New York Supreme Court Judge Joel M. Cohen has given Bitfinex and Tether more time to provide the requested documents.
A few days ago, in fact, the Attorney General of the State (NYAG), Letitia James, accused iFinex Inc., the company that manages Bitfinex and owns Tether, of mixing corporate and client funds to cover missing funds. Judge Cohen ordered the company to produce all relevant documentation, but not immediately.
In addition, Cohen stated that, although the NYAG’s preliminary injunction remains in force, it contests its purpose.
“What I would suggest you both do is meet and talk about it, you seem like a reasonable group, in let’s say a week either with a single or proposed revision that accomplishes what we’re trying to accomplish here, and if you can’t, with individual proposals”.
Cohen then pointed out that NYAG’s current preliminary injunction appears to be vague and not sufficiently precise as to what could cause NYAG imminent harm.
The injunction was filed on April 25th and would reveal that the exchange has borrowed nearly $1 billion from Tether’s reserves after losing access to 850 million held by Crypto Capital. However, it was later discovered that Crypto Capital’s funds are actually frozen due to another ongoing court case.

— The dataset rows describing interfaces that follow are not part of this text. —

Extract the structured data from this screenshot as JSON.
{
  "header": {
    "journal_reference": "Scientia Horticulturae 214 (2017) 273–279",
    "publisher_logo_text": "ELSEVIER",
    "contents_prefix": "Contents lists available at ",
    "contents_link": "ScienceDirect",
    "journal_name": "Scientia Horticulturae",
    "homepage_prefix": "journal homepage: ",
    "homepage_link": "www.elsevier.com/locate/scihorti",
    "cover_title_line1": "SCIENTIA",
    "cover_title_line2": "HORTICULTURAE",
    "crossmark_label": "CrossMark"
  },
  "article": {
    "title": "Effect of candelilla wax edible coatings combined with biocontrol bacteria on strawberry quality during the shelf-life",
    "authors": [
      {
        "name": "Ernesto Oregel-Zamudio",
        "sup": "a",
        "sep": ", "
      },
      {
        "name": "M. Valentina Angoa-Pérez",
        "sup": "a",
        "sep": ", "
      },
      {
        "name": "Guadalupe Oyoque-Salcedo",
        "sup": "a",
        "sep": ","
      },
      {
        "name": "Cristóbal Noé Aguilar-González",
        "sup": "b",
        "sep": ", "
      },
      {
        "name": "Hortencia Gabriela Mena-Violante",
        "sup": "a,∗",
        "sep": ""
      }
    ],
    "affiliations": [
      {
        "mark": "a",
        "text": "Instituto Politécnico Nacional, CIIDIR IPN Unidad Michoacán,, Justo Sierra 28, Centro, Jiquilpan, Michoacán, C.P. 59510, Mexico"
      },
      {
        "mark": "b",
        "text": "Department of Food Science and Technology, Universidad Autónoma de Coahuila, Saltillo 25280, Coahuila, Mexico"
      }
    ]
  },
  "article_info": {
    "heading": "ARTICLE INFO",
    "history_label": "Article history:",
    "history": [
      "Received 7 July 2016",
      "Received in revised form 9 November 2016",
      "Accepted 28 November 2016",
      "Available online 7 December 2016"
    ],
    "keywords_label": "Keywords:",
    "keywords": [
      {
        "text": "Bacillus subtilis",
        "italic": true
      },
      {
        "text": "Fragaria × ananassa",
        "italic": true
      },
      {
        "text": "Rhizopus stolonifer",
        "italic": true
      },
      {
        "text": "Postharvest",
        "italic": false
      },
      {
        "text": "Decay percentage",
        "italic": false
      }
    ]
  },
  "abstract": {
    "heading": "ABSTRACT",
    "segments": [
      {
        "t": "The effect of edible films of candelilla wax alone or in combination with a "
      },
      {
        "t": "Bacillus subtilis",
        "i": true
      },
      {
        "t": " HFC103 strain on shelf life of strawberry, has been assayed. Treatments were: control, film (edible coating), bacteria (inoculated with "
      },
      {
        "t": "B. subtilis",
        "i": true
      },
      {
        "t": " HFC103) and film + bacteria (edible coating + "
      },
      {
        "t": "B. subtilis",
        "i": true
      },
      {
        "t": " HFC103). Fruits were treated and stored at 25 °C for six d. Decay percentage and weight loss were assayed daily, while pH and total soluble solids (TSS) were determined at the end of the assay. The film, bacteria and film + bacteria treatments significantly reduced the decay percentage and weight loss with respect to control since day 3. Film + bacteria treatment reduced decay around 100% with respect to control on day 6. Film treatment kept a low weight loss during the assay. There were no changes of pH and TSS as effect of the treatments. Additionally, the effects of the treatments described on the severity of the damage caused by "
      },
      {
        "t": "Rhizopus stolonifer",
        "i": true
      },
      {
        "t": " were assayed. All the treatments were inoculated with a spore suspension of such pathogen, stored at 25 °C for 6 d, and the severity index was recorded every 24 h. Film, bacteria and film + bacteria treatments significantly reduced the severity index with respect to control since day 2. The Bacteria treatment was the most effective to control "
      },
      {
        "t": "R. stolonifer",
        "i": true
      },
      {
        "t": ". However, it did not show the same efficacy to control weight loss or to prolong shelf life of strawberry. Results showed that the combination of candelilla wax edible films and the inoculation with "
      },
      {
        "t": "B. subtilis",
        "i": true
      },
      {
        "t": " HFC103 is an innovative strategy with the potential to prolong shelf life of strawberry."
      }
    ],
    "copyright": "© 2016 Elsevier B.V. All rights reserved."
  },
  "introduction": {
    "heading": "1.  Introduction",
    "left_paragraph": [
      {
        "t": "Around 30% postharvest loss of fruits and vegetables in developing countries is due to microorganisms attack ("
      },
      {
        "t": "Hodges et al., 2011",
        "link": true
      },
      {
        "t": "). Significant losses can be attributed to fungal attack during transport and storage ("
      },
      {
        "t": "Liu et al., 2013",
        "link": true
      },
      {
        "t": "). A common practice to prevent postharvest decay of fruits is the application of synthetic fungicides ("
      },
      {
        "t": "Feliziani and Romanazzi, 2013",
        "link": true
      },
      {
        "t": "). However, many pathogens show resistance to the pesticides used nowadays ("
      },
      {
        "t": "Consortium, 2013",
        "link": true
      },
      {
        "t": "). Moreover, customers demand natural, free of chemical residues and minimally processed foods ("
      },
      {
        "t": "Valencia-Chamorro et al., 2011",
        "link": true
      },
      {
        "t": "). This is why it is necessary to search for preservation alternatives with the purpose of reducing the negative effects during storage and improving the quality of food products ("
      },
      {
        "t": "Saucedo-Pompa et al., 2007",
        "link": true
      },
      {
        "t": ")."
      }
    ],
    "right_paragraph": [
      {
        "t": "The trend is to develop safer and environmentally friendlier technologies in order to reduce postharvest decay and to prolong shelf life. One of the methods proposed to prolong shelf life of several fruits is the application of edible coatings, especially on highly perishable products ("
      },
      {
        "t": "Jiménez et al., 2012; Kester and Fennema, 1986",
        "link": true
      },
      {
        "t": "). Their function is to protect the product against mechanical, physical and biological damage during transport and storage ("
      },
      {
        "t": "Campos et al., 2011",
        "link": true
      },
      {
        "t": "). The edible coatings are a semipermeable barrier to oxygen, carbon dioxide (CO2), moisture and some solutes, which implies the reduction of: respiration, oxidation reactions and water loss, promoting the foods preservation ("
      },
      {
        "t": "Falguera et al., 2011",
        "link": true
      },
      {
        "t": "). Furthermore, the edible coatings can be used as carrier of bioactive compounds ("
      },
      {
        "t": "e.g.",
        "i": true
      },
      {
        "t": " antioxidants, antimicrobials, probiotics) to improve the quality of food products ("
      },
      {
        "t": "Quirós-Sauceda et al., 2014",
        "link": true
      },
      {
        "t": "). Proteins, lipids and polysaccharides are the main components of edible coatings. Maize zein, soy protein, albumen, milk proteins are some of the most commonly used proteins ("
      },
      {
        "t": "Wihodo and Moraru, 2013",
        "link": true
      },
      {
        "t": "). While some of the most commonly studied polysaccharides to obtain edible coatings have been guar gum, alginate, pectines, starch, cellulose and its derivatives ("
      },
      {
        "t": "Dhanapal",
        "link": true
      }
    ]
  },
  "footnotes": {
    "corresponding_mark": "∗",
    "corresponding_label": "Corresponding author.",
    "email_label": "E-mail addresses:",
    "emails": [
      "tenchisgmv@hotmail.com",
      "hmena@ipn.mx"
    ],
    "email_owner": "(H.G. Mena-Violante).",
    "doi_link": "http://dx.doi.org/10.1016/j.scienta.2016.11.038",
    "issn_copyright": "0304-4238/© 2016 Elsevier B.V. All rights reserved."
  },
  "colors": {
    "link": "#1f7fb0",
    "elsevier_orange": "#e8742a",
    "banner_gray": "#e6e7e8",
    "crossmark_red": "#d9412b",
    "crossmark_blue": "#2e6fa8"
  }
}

Under the terms of this injunction, Bitfinex and Tether must deliver all documents related to these manoeuvres, and immediately cease any further activity of this kind.
Bitfinex and Tether’s lawyers opposed by filing a complaint: although the latter was not accepted, the words of Judge Cohen seem to reduce the scope and especially the urgency of the prosecutor James’ ruling.
Another issue concerns the Martin Act, according to which the NYAG office can intervene on securities and commodities: however, according to Bitfinex attorney David Miller, USDT is neither the one nor the other according to Howey’s test, which is commonly used to determine whether an asset is a security.
John Castellanos, a lawyer at NYAG’s office, said his office should be competent because New York residents can buy or trade USDT through the Poloniex platform, and that they would have enough information to believe that the Martin Act has been violated.
On the other hand, with regard to the claim of the accused party’s own lawyers according to which even banks generally do not hold 100% of their clients’ funds, Judge Cohen said:
“I recognize the point that banks don’t have all of the dollars available at a moment’s notice. I also recognize that you’re not banks, you’re not heavily regulated”.